Ia berkata, “Kami tidak menerima hadits, kecuali jika hadits itu shahih. Adapun yang dikatakan Syi’ah, kami tidak menerimanya.”

Saya berkata, “Apakah Anda mempercayai hadits-hadits yang terdapat dalam kitab Shahih Bukhari, ia merupakan kitab hadits yang paling benar setelah Kitabullah di kalangan Anda?” Ulama Wahabi itu berkata sambil keheranan, “Bukhari membolehkan tawasul?” Saya jawab, “Benar. Ia mengatakan demikian. Namun sayangnya, Anda tidak membaca apa yang terdapat dalam kitab-kitab shahih Anda. Meski demikian, Anda bersikeras dengan pendapat Anda. Bukhari telah meriwayatkan dalam kitab shahihnya bahwa Umar Ibn Khattab, jika musim paceklik tiba, ia meminta turun hujan dengan perantaraan Abbas Ibn Abdul Muththalib dengan berkata:  

“Ya, Allah sesungguhnya kami bertawasul kepadaMu dengan perantaraan Nabi kami SAWW, maka turunkanlah hujan kepada kami. Ya Allah, sesungguhnya kami bertawasul kepadaMu dengan perantaraan paman Nabi kami, maka turunkanlah hujan kepada kami.” Perawi berkata “Maka turunlah hujan kepada mereka.”  (Lihat Shahih Bukhari, vol 4, halaman 209, kitab: Awal Penciptaan, bab: Manaaqib Ja’far ibn Thalib sebelum manaaqib kerabat Rasulullah (SAWW).  Saya berkata lebih lanjut, “Inilah Umar Ibn Khattab, seorang sahabat yang mulia dalam pandangan Anda, dan Anda tidak meragukan keikhlasannya, kekuatan imannya, dan kebaikan ibadahnya. Bukankah Anda mengatakan: “Kalau sekiranya ada Nabi setelah Muhammad, niscaya Umar Ibn Khattab-lah orangnya.” Anda sekarang dihadapkan kepada dua hal, dan tidak ada pilihan yang ketiga: Mengakui bahwa tawasul termasuk bagian dari agama Islam, dan mengakui perkataan Umar Ibn Khattab: “Sesungguhnya kami bertawasul kepada-Mu dengan perantaraan Nabi kami SAWW, dan dengan perantaraan paman Nabi kami.” Ini merupakan pengakuan bahwa ia bertawasul pada masa Nabi SAWW masih hidup dan setelah beliau wafat. Atau, Anda akan mengatakan, bahwa Umar Ibn Khattab musyrik, karena menjadikan Abbas Ibn Abdul Muththalib sebagai perantaraannya kepada Allah. Sedang diketahui  bahwa Abbas itu bukanlah seorang Nabi, bukan seorang Imam, dan bukan juga termasuk Ahlul Bayt, yang telah Allah SWT hilangkan dari mereka noda dan doa, dan Allah sucikan sesuci-sucinya.”

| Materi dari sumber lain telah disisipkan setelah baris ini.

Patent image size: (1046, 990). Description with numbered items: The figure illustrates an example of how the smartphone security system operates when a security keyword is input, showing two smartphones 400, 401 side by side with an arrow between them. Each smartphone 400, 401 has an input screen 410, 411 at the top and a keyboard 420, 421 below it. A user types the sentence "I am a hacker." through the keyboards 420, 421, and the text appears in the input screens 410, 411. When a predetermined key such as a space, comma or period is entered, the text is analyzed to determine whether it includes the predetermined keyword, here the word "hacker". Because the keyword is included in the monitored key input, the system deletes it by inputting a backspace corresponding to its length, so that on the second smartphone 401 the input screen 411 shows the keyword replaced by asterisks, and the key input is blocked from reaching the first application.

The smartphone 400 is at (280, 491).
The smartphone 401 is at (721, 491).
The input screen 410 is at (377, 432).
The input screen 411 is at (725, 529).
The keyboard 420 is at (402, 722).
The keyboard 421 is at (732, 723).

“Di samping itu, Bukhari, yang merupakan imam muhaddist di kalangan Anda, yang meriwayatkan kisah di atas, mengakui keshahihan di atas. Kemudian, Bukhari menambahkan: “Jika menghadapi musim paceklik, mereka memohon hujan dengan perantaraan Abbas. Kemudian, hujan pun turun.” Artinya, bahwa Allah SWT mengabulkan permohonan mereka.”

“Dengan demikian, Bukhari dan para muhaddist dari kalangan sahabat yang telah meriwayatkan kisah ini, begitu juga semua kalangan Ahlus Sunnah Wal Jama’ah yang meyakini kitab Shahih Bukhari, dalam pandangan Anda adalah musyrik?!” Ulama Wahabi itu berkata, “Kalau memang benar hadits itu shahih, maka itu merupakan hujjah bagi Anda.” “Bagaimana itu merupakan hujjah bagi saya?!”, tanya saya. Ia berkata, “Karena Sayyidina Umar tidak bertawasul kepada Nabi SAWW, sebab beliau sudah mati. Dia bertawasul kepada Abbas, karena masih hidup.” Saya berkata, “Sesungguhnya perbuatan dan ucapan Umar Ibn Khattab bukan merupakan hujjah bagi saya, dan bukan pula merupakan timbangan, hanya saja saya memaparkan riwayat itu untuk berargumentasi atas topik yang sedang dibahas, yaitu pengingkaran Anda dan pengingkaran semua Ulama Anda atas tawasul, dan menganggapnya sebagai perbuatan syirik.”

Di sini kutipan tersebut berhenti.